Tokenize all but the last 3 digits of Military Corps Service Number – token + last 3 digits. For example:
With this pattern, a Fortanix DSM user can also choose to mask the complete token except the last 3 digits using the Add masking pattern option in the UI. The masking pattern replaces the complete token with asterisks (*), further securing the token’s identity.
Custom
A user can use this method of tokenization to protect any kind of data other than the new categories. This data type must have a minimum size of 12 which can either be numbers, hexadecimals or alphanumeric values. In this method, a Fortanix DSM user can choose to tokenize any combination of the first six and the last six digits in the data. For example:
1 symbol + token + 1 symbol
6 symbols + token + 6 symbols
3 symbols + token + 2 symbols
A Fortanix DSM user can choose to mask the corresponding tokenized values with asterisks (*), further securing the token’s identity. Masking can be applied to any combination of digits that are tokenized using the Add masking pattern option in the UI. For example, the following can be the masking patterns for the custom token above.
A custom token type can be:
Numbers only: If your data is of type ‘number’, then use this option to create a custom token containing only numbers.
Hexadecimal only: If your data is of type ‘hexadecimal’, then use this option to create a custom token containing hexadecimal values. Only upper-case letters are supported.
Alphanumeric only: If your data is of type ‘alphanumeric’, then use this option to create a custom token containing alphanumeric values.
Create a Tokenizer Security Object
To create a tokenizer security object, follow the steps below:
On the Fortanix DSM UI left panel, click the Security Objects tab, and then click the CREATE SECURITY OBJECT button ('+' sign) in the Security Objects page. Figure 1: Create a Tokenizer Security Object
In the Add New Security Object page, enter a name for your new security object, and then select the GENERATE option, to generate a security object.
Select the GENERATE option, to generate a security object.
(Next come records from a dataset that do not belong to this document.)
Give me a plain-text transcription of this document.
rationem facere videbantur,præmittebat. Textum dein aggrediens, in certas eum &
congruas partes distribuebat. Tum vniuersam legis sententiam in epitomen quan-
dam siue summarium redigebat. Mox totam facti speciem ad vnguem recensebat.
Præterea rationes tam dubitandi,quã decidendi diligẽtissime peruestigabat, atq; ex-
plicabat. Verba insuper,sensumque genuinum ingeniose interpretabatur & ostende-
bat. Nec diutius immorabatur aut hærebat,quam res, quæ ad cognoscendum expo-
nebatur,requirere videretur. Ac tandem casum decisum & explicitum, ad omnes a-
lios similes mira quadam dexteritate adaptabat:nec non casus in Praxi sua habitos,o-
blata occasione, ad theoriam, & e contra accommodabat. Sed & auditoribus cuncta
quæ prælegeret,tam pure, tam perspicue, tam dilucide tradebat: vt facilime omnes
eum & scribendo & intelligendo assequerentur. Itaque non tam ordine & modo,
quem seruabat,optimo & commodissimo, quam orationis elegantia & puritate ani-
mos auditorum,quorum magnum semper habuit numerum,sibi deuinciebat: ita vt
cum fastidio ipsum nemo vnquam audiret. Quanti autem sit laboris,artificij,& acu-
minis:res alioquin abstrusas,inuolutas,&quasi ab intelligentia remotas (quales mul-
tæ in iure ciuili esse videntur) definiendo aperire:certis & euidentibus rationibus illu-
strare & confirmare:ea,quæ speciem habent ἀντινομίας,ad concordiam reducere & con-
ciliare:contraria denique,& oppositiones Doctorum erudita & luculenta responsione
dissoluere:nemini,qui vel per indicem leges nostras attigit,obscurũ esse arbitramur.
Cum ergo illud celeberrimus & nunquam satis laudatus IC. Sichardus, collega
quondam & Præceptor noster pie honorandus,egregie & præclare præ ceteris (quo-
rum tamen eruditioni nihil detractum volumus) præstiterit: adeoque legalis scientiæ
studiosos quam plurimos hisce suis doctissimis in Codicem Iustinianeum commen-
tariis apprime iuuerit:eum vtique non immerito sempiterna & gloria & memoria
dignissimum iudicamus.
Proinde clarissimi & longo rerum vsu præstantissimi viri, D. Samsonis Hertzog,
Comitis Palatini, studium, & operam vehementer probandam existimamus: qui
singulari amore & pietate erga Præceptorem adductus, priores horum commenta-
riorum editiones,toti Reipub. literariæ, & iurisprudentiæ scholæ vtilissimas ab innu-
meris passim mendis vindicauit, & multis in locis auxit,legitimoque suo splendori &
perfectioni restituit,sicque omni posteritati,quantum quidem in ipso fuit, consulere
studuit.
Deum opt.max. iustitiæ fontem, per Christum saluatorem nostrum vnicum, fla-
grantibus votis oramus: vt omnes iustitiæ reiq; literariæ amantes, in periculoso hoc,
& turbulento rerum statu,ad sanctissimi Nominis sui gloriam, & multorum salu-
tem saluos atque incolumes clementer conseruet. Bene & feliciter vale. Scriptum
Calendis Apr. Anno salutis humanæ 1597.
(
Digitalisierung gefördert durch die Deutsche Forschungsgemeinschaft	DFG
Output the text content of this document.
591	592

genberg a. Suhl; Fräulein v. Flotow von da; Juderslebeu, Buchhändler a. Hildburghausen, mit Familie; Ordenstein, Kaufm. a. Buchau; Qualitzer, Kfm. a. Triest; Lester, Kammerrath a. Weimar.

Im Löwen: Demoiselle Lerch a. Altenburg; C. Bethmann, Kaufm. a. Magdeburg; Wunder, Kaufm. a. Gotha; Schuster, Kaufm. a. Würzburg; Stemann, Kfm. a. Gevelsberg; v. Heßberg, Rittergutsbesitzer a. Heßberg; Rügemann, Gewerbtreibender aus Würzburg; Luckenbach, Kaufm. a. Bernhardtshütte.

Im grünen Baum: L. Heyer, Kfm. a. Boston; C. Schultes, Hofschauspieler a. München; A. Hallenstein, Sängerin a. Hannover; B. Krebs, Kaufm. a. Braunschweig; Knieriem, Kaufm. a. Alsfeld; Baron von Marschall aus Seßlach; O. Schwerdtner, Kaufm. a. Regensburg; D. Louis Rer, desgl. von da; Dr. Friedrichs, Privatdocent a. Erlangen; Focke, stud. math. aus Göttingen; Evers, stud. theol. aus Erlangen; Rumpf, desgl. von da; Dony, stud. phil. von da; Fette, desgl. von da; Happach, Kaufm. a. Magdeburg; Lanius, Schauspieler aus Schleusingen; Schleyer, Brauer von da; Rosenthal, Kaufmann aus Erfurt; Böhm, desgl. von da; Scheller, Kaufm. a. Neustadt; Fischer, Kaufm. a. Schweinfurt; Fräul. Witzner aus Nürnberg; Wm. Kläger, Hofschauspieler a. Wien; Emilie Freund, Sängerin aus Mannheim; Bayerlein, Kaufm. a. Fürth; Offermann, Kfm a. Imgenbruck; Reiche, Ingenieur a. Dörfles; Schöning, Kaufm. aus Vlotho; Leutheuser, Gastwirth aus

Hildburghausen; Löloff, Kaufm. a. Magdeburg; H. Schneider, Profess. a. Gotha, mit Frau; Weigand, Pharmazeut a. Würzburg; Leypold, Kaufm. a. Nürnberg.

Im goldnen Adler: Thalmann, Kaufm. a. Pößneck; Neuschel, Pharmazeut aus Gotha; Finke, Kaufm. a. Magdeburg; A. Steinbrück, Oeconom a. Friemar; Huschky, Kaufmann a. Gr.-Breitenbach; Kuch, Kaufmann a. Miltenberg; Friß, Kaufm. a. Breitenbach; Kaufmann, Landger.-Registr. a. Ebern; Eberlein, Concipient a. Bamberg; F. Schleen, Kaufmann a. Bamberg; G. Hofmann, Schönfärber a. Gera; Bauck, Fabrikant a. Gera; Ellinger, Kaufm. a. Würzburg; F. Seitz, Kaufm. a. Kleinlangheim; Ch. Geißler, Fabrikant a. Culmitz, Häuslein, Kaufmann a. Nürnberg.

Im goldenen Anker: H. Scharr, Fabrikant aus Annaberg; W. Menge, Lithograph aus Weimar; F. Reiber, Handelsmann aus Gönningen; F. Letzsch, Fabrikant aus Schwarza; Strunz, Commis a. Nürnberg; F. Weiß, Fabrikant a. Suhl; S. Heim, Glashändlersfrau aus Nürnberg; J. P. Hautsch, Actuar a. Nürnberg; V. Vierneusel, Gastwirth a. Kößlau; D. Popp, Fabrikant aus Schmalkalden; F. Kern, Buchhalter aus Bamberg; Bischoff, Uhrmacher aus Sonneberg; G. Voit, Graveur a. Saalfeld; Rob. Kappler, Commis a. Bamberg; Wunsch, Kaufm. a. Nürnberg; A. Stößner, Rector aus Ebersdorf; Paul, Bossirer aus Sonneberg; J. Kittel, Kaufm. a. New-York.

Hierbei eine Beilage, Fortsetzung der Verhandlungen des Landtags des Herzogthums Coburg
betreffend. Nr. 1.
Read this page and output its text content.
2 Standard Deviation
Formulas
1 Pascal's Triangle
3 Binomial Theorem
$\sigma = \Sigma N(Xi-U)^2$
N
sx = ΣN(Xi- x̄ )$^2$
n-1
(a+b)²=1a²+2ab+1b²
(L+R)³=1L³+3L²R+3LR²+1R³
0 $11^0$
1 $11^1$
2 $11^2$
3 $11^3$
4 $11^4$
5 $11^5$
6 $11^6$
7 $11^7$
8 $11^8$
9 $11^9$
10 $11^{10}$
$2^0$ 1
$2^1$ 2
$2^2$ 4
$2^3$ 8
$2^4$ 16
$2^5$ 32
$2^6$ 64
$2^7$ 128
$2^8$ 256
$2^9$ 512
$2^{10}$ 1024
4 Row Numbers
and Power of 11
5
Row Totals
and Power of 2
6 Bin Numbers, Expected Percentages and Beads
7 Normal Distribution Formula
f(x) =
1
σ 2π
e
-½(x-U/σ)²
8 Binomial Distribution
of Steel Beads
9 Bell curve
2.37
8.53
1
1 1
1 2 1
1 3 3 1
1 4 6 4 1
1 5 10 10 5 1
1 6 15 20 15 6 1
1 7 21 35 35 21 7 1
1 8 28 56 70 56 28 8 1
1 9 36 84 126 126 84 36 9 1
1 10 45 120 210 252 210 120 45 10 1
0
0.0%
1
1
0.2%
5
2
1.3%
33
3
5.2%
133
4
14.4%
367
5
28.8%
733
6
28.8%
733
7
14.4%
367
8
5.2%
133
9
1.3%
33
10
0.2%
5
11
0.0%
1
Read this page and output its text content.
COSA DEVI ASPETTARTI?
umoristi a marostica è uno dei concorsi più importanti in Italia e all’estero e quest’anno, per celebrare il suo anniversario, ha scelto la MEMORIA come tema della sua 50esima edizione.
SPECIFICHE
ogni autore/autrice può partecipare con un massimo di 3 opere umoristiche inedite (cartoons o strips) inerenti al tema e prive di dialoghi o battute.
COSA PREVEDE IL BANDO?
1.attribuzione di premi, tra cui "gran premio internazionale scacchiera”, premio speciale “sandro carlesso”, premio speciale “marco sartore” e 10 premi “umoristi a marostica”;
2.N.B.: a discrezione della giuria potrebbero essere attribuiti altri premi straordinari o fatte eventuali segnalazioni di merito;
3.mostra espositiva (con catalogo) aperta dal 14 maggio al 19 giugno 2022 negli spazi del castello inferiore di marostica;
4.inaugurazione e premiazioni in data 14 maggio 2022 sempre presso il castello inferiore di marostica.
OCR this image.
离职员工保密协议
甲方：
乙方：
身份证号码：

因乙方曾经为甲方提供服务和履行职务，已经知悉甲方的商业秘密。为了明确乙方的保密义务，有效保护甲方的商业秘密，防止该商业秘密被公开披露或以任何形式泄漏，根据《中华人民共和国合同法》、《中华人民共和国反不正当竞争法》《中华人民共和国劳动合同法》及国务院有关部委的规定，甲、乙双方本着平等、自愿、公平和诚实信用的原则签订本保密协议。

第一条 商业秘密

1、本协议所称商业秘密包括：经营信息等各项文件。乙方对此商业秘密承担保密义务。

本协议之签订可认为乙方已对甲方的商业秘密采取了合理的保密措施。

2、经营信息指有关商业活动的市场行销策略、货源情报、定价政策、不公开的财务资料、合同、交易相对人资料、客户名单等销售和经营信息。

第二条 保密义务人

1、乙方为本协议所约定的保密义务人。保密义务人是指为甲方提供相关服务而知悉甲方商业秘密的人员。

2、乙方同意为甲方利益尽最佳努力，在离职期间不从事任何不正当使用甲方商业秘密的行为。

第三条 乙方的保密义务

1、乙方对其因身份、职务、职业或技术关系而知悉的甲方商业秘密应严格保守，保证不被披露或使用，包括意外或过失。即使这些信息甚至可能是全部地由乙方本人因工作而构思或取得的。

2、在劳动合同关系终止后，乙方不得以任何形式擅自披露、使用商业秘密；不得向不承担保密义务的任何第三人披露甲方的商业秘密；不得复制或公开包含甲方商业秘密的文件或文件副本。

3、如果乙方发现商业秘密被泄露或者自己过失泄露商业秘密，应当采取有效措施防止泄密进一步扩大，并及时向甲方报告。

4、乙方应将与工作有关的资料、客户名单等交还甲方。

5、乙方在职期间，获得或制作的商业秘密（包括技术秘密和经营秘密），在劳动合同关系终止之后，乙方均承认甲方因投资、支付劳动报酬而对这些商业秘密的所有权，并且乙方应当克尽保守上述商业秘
Figure 2: Generate Tokenizer Object
Select the type of security object as Tokenization.
In the Data type list, select the tokenization type for the tokenizer security object. There are four categories of data types to select from, namely:
General
Identification Numbers (USA)
Military Service Numbers (USA)
Custom
Refer to the previous section for more details about these data types. Figure 3: Select Security Object Type
If you want to mask your token, then select Add masking pattern.
Move the slider below the token to choose a masking pattern.
Enter a key size for the security object. The allowed values are 128 bits, 192 bits, and 256 bits.
Select the permitted key operations on this security object. The key operations that are permitted for a Tokenization key are:
Tokenize (encrypt)
Detokenize (decrypt)
App Manageable
Export
Figure 4: Select Key Operations
Lastly, click GENERATE to generate a tokenizer security object.
The new tokenizer security object is created. Figure 5: Tokenizer Security Object Created
Tokenization Operations Using API
Once the tokenization object is created, it can be used to tokenize and de-tokenize data. For the examples shown in this section the following tokenization object will be used:
Figure 6: Create a New Token
Generating a Token
To generate a token from the data given in Figure 6, the following API request should be used:>
POST https://{{server}}/crypto/v1/keys/{{token_key_uuid}}/encrypt
The base64 decoded value of the returned "cipher" is “0123459120651682”. The first 6 digits of the text (credit card number) are identical to the original plain text and the rest of the digits are tokenized.
Obtaining Original Data
To obtain the original data from a given token, the following API request should be used:
POST https://{{server}}/crypto/v1/keys/{{token_key_uuid}}/decrypt
The "plain" field is the base64 encoded value of the original data. The result of decoding the "plain" field is “0123456789123456”, the original data provided.